Quick update on dump status:
* Dumps are back up and running on srv31, the old dump batch host.
Please note that unlike the wikis sites themselves, dump activity is
*not* considered time-critical -- there is no emergency requirement to
get them running as soon as possible.
Getting dumps running again after a few days is nearly as good as
getting them running again immediately. Yes, it sucks when it takes
longer than we'd like. No, it's not the end of the world.
* Dump runner redesign is in progress.
I've chatted a bit with Tim in the past on rearranging the architecture
of the dump system to allow for horizontal scaling, which will make the
big history dumps much much faster by distributing the work across
multiple CPUs or hosts where it's currently limited to a single thread
per wiki.
We seem to be in agreement on the basic arch, and Tomasz is now in
charge of making this happen; he'll be poking at infrastructure for this
over the next few days -- using his past experience with distributed
index build systems at Amazon to guide his research -- and will report
to y'all later this week with some more concrete details.

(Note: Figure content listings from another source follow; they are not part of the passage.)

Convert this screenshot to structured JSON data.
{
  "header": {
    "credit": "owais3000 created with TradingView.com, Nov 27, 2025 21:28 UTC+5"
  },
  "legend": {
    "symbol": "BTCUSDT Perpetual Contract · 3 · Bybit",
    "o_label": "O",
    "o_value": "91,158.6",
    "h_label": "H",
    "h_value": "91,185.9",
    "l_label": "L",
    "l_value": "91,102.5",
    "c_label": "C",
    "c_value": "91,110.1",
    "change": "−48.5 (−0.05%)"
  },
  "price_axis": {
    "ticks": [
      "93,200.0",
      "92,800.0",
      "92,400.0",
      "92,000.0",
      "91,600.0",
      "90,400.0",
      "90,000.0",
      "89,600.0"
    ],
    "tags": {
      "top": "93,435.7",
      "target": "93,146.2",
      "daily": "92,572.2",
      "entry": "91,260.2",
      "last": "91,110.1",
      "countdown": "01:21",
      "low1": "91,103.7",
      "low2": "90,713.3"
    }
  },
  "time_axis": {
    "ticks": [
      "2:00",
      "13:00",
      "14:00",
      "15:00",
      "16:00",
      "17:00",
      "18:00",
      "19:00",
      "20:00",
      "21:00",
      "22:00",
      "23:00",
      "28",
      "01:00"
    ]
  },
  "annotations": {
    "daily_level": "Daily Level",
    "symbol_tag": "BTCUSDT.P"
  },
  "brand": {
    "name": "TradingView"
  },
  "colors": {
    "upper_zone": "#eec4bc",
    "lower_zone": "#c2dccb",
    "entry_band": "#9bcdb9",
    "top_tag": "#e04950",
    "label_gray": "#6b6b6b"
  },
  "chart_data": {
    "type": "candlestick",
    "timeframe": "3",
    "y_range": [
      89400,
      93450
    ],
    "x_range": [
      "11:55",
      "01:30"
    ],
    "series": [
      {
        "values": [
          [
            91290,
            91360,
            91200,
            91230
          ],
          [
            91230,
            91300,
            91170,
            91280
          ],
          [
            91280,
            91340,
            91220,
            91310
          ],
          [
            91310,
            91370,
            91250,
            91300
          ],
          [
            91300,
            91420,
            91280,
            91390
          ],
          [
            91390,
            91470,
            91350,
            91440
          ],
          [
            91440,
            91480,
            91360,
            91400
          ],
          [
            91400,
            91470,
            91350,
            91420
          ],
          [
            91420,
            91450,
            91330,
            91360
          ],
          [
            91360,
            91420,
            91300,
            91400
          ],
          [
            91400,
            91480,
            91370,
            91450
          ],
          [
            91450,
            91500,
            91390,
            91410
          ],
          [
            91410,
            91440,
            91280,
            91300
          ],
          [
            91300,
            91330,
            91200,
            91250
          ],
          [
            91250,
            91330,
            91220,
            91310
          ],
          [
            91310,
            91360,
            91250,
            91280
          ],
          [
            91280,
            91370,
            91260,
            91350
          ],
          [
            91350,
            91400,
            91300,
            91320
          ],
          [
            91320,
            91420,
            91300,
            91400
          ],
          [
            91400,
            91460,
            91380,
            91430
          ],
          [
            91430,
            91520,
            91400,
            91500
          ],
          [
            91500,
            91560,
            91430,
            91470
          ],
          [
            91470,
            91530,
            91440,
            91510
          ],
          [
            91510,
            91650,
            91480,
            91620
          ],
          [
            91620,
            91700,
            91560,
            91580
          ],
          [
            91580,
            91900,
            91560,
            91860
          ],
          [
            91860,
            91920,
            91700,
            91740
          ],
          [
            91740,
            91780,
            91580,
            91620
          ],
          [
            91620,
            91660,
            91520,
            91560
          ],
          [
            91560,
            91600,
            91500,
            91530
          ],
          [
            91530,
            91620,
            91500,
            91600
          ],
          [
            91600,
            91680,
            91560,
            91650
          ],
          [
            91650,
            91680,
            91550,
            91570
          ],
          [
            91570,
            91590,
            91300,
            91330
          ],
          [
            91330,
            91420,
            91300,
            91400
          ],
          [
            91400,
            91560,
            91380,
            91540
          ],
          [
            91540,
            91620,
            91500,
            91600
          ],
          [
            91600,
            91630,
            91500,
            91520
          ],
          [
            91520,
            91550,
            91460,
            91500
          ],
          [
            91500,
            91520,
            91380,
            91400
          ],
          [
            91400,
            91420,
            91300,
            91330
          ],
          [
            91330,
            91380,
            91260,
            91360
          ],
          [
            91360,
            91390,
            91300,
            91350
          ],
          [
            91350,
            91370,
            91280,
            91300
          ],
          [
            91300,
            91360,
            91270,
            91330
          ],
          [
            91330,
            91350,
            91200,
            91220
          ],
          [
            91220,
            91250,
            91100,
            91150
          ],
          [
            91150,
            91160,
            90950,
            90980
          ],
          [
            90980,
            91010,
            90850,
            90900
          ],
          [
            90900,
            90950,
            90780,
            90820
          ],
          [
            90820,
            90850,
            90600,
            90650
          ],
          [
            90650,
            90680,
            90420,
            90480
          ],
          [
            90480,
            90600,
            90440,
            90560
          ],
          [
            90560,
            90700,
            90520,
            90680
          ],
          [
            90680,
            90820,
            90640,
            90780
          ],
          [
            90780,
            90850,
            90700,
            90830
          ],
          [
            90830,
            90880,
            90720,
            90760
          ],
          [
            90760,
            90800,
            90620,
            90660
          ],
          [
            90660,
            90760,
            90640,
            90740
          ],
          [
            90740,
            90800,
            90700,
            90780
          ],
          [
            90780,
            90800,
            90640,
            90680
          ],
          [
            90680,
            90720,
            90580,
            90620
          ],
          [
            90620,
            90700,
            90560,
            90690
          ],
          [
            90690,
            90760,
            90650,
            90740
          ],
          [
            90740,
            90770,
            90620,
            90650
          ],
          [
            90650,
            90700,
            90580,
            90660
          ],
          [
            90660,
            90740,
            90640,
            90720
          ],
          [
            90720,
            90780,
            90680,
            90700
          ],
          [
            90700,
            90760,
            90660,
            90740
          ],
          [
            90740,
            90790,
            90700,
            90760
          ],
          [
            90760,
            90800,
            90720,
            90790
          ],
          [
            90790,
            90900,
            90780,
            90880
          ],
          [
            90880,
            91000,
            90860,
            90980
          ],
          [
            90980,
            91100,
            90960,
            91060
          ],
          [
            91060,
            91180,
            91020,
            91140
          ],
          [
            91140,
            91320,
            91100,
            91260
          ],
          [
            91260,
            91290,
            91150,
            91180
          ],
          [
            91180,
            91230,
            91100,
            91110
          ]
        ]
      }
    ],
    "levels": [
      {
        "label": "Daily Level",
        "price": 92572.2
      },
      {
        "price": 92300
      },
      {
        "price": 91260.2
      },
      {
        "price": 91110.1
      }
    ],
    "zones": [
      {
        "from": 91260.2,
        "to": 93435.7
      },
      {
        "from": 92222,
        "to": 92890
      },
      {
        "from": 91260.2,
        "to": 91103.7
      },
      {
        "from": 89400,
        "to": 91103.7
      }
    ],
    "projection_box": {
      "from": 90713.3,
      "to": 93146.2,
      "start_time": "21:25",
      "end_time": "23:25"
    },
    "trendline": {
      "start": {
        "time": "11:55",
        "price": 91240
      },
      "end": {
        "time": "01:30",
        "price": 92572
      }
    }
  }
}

* Dump format changes are in progress.
Robert Rohde's p.o.c code for diff-based dumps is in our SVN and
available for testing.
We'll be looking at what the possibility on integrating this is to see
what the effect on dump performance is; currently performance and
reliability are our primary concerns, rather than output file size, but
they can intersect since the bzip2 data compression is a time factor.
This will be pushed back to later if we don't see an immediate
generation-speed improvement, but it's very much a desired project since
it will make the full-history dump files much smaller.
-- brion